In metaphysical reasoning, the process is always short. The conclusion is but a step or two, seldom more, from the first principle or axiom on which it is grounded, and the different conclusions depend not upon one

another.

It is otherwise in mathematical reasoning. Here the field has no limits. One proposition leads on to another, that to a third, and so on without end. If it should be asked why demonstrative reasoning has so wide a field in mathematics, while, in other abstract subjects, it is confined within very narrow limits? I conceive this is chiefly owing to the nature of quantity, the object of mathematics.

Every quantity, as it has magnitude, and is divisible into parts without end, so, in respect of its magnitude, it has a certain ratio to every quantity of the kind. The ratios of quantities are innumerable, such as, a half, a third, a tenth, double, triple. All the powers of number are insufficient to express the variety of ratios. For there are innumerable ratios which cannot be perfectly expressed by numbers, such as, the ratio of the side to the diagonal of a square, of the circumference of a circle to the diameter. Of this infinite variety of ratios, every one may be clearly conceived, and distinctly expressed, so as to be in no danger of being mistaken for any other. Extended quantities, such as lines, surfaces, solids, besides the variety of relations they have in respect of magnitude, have no less variety in respect of figure; and every mathematical figure may be accurately defined, so as to distinguish it from all others.

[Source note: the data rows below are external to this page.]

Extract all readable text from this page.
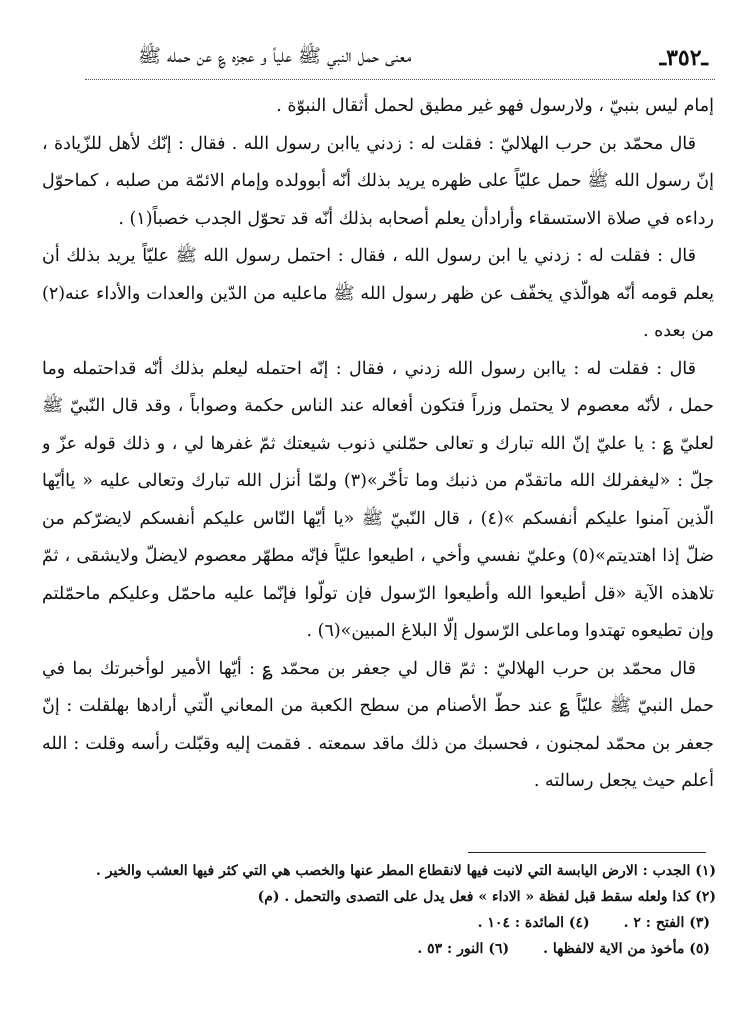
ـ٣٥٢ـ
معنى حمل النبي ﷺ علياً و عجزه ؏ عن حمله ﷺ

إمام ليس بنبيّ ، ولارسول فهو غير مطيق لحمل أثقال النبوّة .

قال محمّد بن حرب الهلاليّ : فقلت له : زدني ياابن رسول الله . فقال : إنّك لأهل للزّيادة ، إنّ رسول الله ﷺ حمل عليّاً على ظهره يريد بذلك أنّه أبوولده وإمام الائمّة من صلبه ، كماحوّل رداءه في صلاة الاستسقاء وأرادأن يعلم أصحابه بذلك أنّه قد تحوّل الجدب خصباً(١) .

قال : فقلت له : زدني يا ابن رسول الله ، فقال : احتمل رسول الله ﷺ عليّاً يريد بذلك أن يعلم قومه أنّه هوالّذي يخفّف عن ظهر رسول الله ﷺ ماعليه من الدّين والعدات والأداء عنه(٢) من بعده .

قال : فقلت له : ياابن رسول الله زدني ، فقال : إنّه احتمله ليعلم بذلك أنّه قداحتمله وما حمل ، لأنّه معصوم لا يحتمل وزراً فتكون أفعاله عند الناس حكمة وصواباً ، وقد قال النّبيّ ﷺ لعليّ ؏ : يا عليّ إنّ الله تبارك و تعالى حمّلني ذنوب شيعتك ثمّ غفرها لي ، و ذلك قوله عزّ و جلّ : «ليغفرلك الله ماتقدّم من ذنبك وما تأخّر»(٣) ولمّا أنزل الله تبارك وتعالى عليه « ياأيّها الّذين آمنوا عليكم أنفسكم »(٤) ، قال النّبيّ ﷺ «يا أيّها النّاس عليكم أنفسكم لايضرّكم من ضلّ إذا اهتديتم»(٥) وعليّ نفسي وأخي ، اطيعوا عليّاً فإنّه مطهّر معصوم لايضلّ ولايشقى ، ثمّ تلاهذه الآية «قل أطيعوا الله وأطيعوا الرّسول فإن تولّوا فإنّما عليه ماحمّل وعليكم ماحمّلتم وإن تطيعوه تهتدوا وماعلى الرّسول إلّا البلاغ المبين»(٦) .

قال محمّد بن حرب الهلاليّ : ثمّ قال لي جعفر بن محمّد ؏ : أيّها الأمير لوأخبرتك بما في حمل النبيّ ﷺ عليّاً ؏ عند حطّ الأصنام من سطح الكعبة من المعاني الّتي أرادها بهلقلت : إنّ جعفر بن محمّد لمجنون ، فحسبك من ذلك ماقد سمعته . فقمت إليه وقبّلت رأسه وقلت : الله أعلم حيث يجعل رسالته .

(١) الجدب : الارض اليابسة التي لانبت فيها لانقطاع المطر عنها والخصب هي التي كثر فيها العشب والخير .

(٢) كذا ولعله سقط قبل لفظة « الاداء » فعل يدل على التصدى والتحمل . (م)

(٣) الفتح : ٢ .
(٤) المائدة : ١٠٤ .
(٥) مأخوذ من الاية لالفظها .
(٦) النور : ٥٣ .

There is nothing of this kind in other objects of abstract reasoning. Some of them have various degrees; but these are not capable of measure, nor can be said to have an assignable ratio to others of the kind. They are either simple, or compounded of a few indivisible parts; and therefore, if we may be allowed the expression, can touch only in few points. But mathematical quantities being made up of parts without number, can touch in innumerable points, and be compared in innumerable different

ways.

There have been attempts made to measure the merit of actions by the ratios of the affections and principles of action from which they proceed. This may perhaps, in the way of analogy, serve to illustrate what was before known; but I do not think any truth can be discovered in this way. There are no doubt degrees of benevolence, self-love, and other affections; but, when we apply ratios to them, I apprehend we have no distinct meaning.

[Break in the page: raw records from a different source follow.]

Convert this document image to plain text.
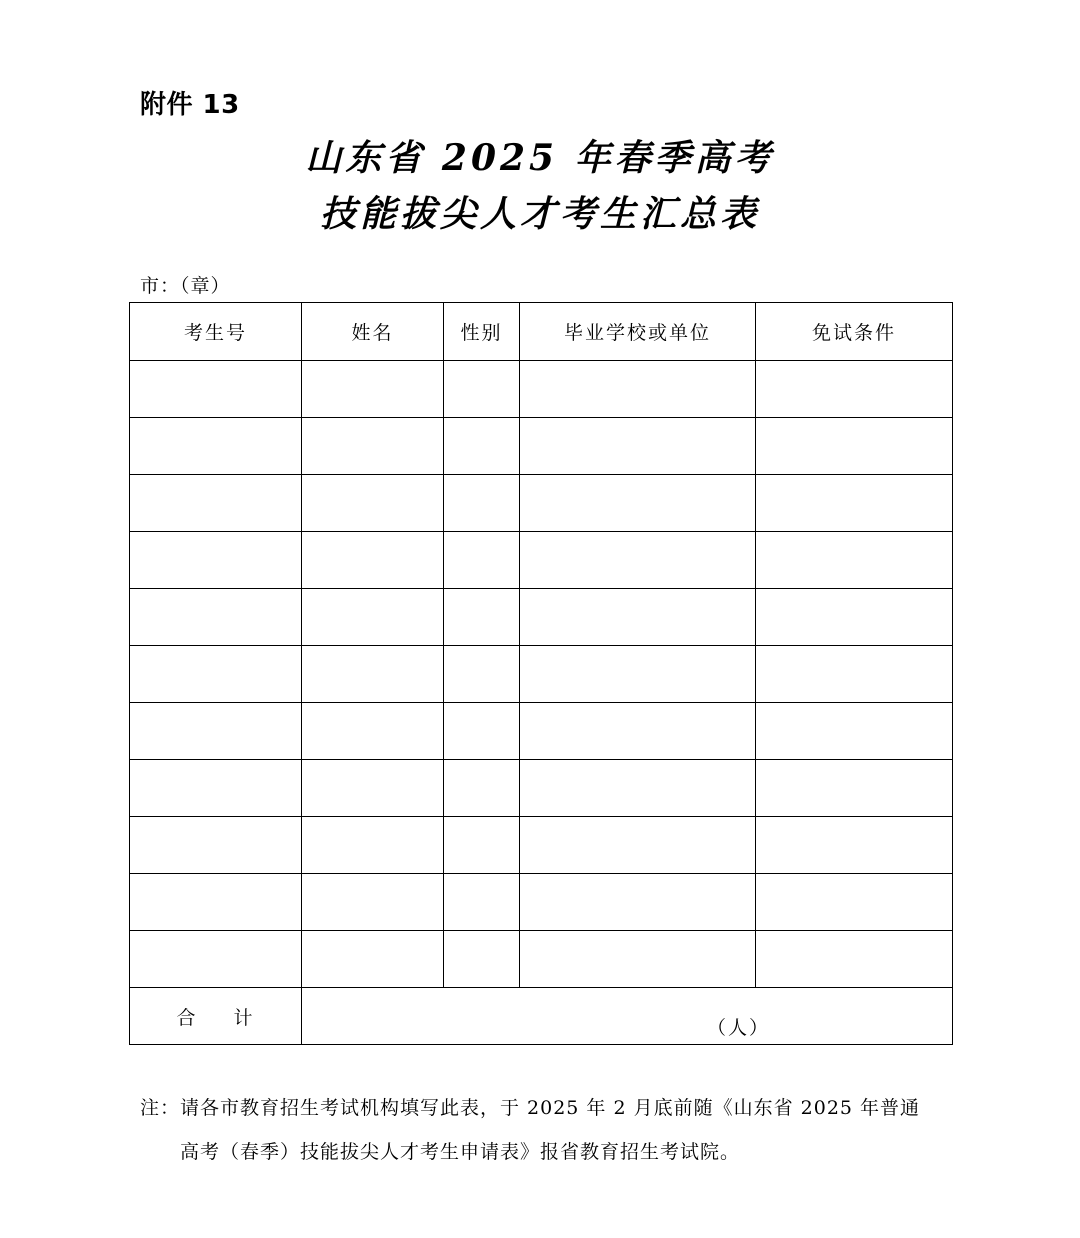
附件 13
山东省 2025 年春季高考
技能拔尖人才考生汇总表
市：（章）
考生号	姓名	性别	毕业学校或单位	免试条件

合 计	（人）			
注：请各市教育招生考试机构填写此表，于 2025 年 2 月底前随《山东省 2025 年普通
高考（春季）技能拔尖人才考生申请表》报省教育招生考试院。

Some demonstrations are called direct, others indirect. The first kind leads directly to the conclusion to be proved. Of the indirect some are called demonstrations ad absurdum. In these the proposition contradictory to that which is to be proved is demonstrated to be false, or to lead to an absurdity; whence it follows, that its contradictory, that is, the proposition to be proved, is true. This inference is grounded upon an axiom in logic, That of two contradictory propositions, if one be false, the other must be true.

Another kind of indirect demonstration proceeds by enumerating all the suppositions that can possibly be made concerning the proposition to be proved, and then demonstrating, that all of them excepting that which is to be proved, are false; whence it follows, that the excepted supposition is true. Thus one line is proved to be equal to another, by proving first that it cannot be greater, and then that it cannot be less: for it must be either greater, or less, or equal; and two of these suppositions being demonstrated to be false, the third must be true.

All these kinds of demonstration are used in mathematics, and perhaps some others. They have all equal strength. The direct demonstration is preferred where it can be had, for this reason only, as I apprehend, because it is the shortest road to the conclusion. The nature of the evidence and its strength is the same in all: only we are conducted to it by different roads.